Remember you never arrive. Life will continually present challenges. And I’m learning and growing just like you.
Allostatic load reminds me of a less intense version of the mental health field’s view of trauma. We refer to it as a person’s “hardiness” capacity. Biological factors, age of development in which the trauma occurred, and the severity of trauma (intensity, nature, and duration) will result in someone’s ability to cope or not cope well with a trauma.
When you look at someone’s “hardiness” in comparison to the stressor going on in their lives you can often see/predict which people will need the most support. For example, if the level of environmental is high and someone’s hardiness is low there is a greater likelihood of distress! So interesting, thanks for sharing!
Thanks for sharing Cat – very interesting!!
I love all your posts about stress and how that affects our health. I know I am under a lot of stress and I’m not “dumping” enough out of my bucket. I’m worried it’s all going to catch up with me and I get stressed about that. I don’t know how to lower the stress in my life.
I hear you Katherine – search the “stress” and “self care” categories on the blog for lots more info 🙂
Hillary | Nutrition Nut on the Run says
I really liked this explanation, and want to share it with my boyfriend. We often talk about how we have different thresholds for stress (mine arguably lower/more sensitive). I’m certainly going to share this with him 🙂
I’ve never heard of this topic before. Do you think we can increase our capacity for stress or is it a fixed genetic thing?
I love this question and now it has made me wonder the same thing. 🙂 I wonder perhaps if we can’t change our genetic bucket size, then we can at least adjust our environment/habits etc to make it not fill up so quickly!! 🙂
This is such an awesome way to think about allostatic load! Thanks Robyn!
My goodness this hits home for me! I am currently in my second semester of graduate school.
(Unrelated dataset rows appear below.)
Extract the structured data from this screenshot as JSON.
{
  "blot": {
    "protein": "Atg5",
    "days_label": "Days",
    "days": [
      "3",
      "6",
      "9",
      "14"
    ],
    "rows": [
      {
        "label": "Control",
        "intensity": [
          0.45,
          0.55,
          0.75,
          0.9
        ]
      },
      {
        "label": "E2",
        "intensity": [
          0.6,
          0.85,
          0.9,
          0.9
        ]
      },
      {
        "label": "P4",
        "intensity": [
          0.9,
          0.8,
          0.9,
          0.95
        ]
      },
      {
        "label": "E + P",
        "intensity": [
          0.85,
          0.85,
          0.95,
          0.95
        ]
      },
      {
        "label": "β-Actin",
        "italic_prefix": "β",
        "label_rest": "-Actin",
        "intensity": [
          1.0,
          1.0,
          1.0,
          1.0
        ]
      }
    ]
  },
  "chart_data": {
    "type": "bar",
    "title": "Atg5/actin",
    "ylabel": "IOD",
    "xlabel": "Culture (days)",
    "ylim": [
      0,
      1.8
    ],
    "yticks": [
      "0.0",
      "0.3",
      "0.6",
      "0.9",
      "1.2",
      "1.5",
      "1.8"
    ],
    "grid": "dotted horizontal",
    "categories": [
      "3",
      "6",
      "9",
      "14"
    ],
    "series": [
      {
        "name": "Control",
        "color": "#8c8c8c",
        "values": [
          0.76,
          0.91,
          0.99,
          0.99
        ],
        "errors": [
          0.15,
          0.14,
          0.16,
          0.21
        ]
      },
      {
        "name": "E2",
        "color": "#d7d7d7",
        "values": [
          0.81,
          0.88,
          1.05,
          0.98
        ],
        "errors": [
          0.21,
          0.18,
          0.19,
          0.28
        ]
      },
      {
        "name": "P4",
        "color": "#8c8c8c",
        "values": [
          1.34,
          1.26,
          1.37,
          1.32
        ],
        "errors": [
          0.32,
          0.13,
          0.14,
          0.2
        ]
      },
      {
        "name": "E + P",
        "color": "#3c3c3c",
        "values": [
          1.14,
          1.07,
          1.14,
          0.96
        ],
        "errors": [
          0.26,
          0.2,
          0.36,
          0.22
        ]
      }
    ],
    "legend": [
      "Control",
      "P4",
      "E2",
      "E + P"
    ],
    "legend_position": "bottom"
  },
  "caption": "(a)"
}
I found out over Christmas Break that my parents are getting divorced and then had to come back to school and dive right back in. This semester has been mentally and physically draining. I can SO relate to crying about the subway being late because I had a breakdown in the bookstore when the clerk couldn’t take a textbook back that I was trying to return. It had NOTHING to do with the silly book, but everything to do with me being way over my allostatic load. Stress is such an important aspect of our well-being.
Emily Swanson says
Oh wow; this really helps me so much; I think I often compare my ability to handle stress or actually, lack thereof, with others, and I feel bad that I can’t handle as much as others.
But what you said here, ‘What is also really important is that everybody has a different bucket size. Everyone perceives stress differently.’ is really helpful and comforting to me.
It’s pretty amazing that we all perceive stress so differently and we can’t compare ourselves to one another. Thank you Robyn. Your posts are always gems that I treasure and think about a lot.